Auxiliary Bishop Pierre-Olivier Tremblay of Trois-Rivieres sings a song about love during his July 22 his episcopal ordination Mass at Notre-Dame-du-Cap Basilica in the Quebec province town. The 47-year-old cleric is now Quebec’s youngest bishop. (CNS photo/Philippe Vaillancourt, Presence)

TROIS-RIVIERES, Quebec (CNS) — Auxiliary Bishop Pierre-Olivier Tremblay of Trois-Rivieres now is Quebec’s youngest bishop and probably the geekiest.

On July 22, Bishop Tremblay was ordained at Notre-Dame-du-Cap Basilica, Canada’s largest Marian shrine, where the 47-year-old prelate has been rector for two years.

At the shrine, Bishop Tremblay developed new ideas for evangelization and the role of the church in society. He continues developing the Assumption Festival, the formula adopted to refresh the traditional novena by incorporating art and music and boosting the role of laypeople. His reason: People no longer knew what a novena was.


For a long time, he said, the Canadian national shrines have been places for groups of “already convinced” Catholics. “But now, society is changing, and the sanctuaries are becoming places of frontline evangelization,” he said, explaining his vision for the shrine.

Bishop Tremblay’s appointment by Pope Francis was well received in Trois-Rivieres, halfway between Montreal and Quebec City where the St. Maurice and Becancour rivers enter the St. Lawrence River. He stood out as a hard-working, talented speaker, with a vision to build bridges with a Quebec society that has been at odds with its Catholic heritage for 50 years.

Melanie Charron, diocesan coordinator of general ministry, stressed how easy it seems for the new bishop to be “in dialogue with the secular world,” adding that he comes out as a “cool guy” with “great relationship capacities.”

During his episcopal ordination, a couple the bishop married — Patrice Bergeron, professor of theology at Laval University, and his wife Dominique — explained why he is both “worthy” and “fit” for the position.

They recalled his love for “The Lord of the Rings” by J.R.R. Tolkien, and how he often describes Christian life as akin to its most important characters’ fates in the novel: to be “priest, prophet, and king.”

“He knows very well our cultural context, its missionary challenges, and the art to kindle leaders among the baptized,” Patrice Bergeron said.
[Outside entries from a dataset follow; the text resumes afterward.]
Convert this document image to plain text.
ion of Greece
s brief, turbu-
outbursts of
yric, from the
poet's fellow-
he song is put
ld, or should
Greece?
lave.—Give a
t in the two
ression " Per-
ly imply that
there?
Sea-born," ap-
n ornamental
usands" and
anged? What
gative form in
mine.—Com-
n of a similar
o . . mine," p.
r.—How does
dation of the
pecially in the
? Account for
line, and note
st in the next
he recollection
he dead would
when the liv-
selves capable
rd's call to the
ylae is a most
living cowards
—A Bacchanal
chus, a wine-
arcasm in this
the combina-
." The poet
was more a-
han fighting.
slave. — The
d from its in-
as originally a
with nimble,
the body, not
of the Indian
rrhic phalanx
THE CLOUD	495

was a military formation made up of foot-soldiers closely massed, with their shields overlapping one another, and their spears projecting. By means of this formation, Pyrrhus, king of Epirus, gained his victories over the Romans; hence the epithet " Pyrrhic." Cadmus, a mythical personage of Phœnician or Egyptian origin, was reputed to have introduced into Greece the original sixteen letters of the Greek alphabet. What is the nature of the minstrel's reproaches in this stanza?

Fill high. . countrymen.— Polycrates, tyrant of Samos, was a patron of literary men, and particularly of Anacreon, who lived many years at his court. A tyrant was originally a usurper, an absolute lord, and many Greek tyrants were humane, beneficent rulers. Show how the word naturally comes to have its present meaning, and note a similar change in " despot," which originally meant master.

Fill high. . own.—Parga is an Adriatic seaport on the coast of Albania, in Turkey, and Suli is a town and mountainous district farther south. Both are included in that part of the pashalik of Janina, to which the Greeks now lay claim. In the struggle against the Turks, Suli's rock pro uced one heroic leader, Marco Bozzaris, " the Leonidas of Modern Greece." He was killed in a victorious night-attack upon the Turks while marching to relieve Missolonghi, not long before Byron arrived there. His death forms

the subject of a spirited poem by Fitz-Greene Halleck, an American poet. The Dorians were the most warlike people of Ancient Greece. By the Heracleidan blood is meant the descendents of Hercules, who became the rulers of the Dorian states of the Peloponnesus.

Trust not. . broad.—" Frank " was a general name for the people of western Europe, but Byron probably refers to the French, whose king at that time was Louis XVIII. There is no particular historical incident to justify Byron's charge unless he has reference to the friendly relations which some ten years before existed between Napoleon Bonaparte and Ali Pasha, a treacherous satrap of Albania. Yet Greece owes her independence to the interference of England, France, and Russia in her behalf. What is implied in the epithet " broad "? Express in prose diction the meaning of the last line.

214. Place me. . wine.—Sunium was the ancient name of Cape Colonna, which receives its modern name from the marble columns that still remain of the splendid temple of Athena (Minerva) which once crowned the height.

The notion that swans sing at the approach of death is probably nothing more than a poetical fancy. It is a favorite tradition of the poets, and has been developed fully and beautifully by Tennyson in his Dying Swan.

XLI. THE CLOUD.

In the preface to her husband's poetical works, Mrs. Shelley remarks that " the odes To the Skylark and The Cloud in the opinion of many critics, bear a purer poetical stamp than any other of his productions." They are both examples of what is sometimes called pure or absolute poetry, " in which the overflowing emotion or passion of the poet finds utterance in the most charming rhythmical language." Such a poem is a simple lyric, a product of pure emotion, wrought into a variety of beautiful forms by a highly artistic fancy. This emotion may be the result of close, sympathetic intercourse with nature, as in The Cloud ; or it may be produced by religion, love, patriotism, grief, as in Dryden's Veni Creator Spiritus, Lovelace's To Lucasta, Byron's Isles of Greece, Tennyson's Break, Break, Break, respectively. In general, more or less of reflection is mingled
Born in France in 1970, Bishop Tremblay joined the Missionary Oblates of Mary Immaculate in the 1990s, before being ordained in 1999 in Ottawa. He spent several years working with young adults in Quebec City, where he founded Le Tisonnier (fire poker), a group where adults can meet even if they have issues with the church.

He also spent a few years working in parishes in Chibougamau, Quebec, and Ottawa, Ontario. In 2010, he received a doctorate in practical theology from Laval University.

Bishop Tremblay became emotional during his episcopal ordination when Bishop Joseph Luc Bouchard of Trois-Rivieres presented him to the assembly. Also co-consecrating the new bishop were retired Bishops Raynald Rouleau of Churchill-Baie d’Hudson, Quebec, and Martin Veillette of Trois-Rivieres, who ordained him to the priesthood.

“We will be close,” Bishop Tremblay promised the assembly at the end of the celebration. “I chose ‘fire on the earth’ as my motto (Luke 12:49).

“Some people asked me if I intended to be a pyromaniac bishop,” he joked before continuing. “We need fire. It’s the fire of God’s love. Jesus’ desire for a transformed world. It’s the Holy Spirit,” he said, stressing that it’s the role of Catholics to light the fire together.

Bishop Tremblay then took out his charango — a stringed instrument in the lute family — and concluded by inviting the assembly to accompany him in a song about changing the world through love.


Vaillancourt is editor-in-chief of Presence info, based in Montreal.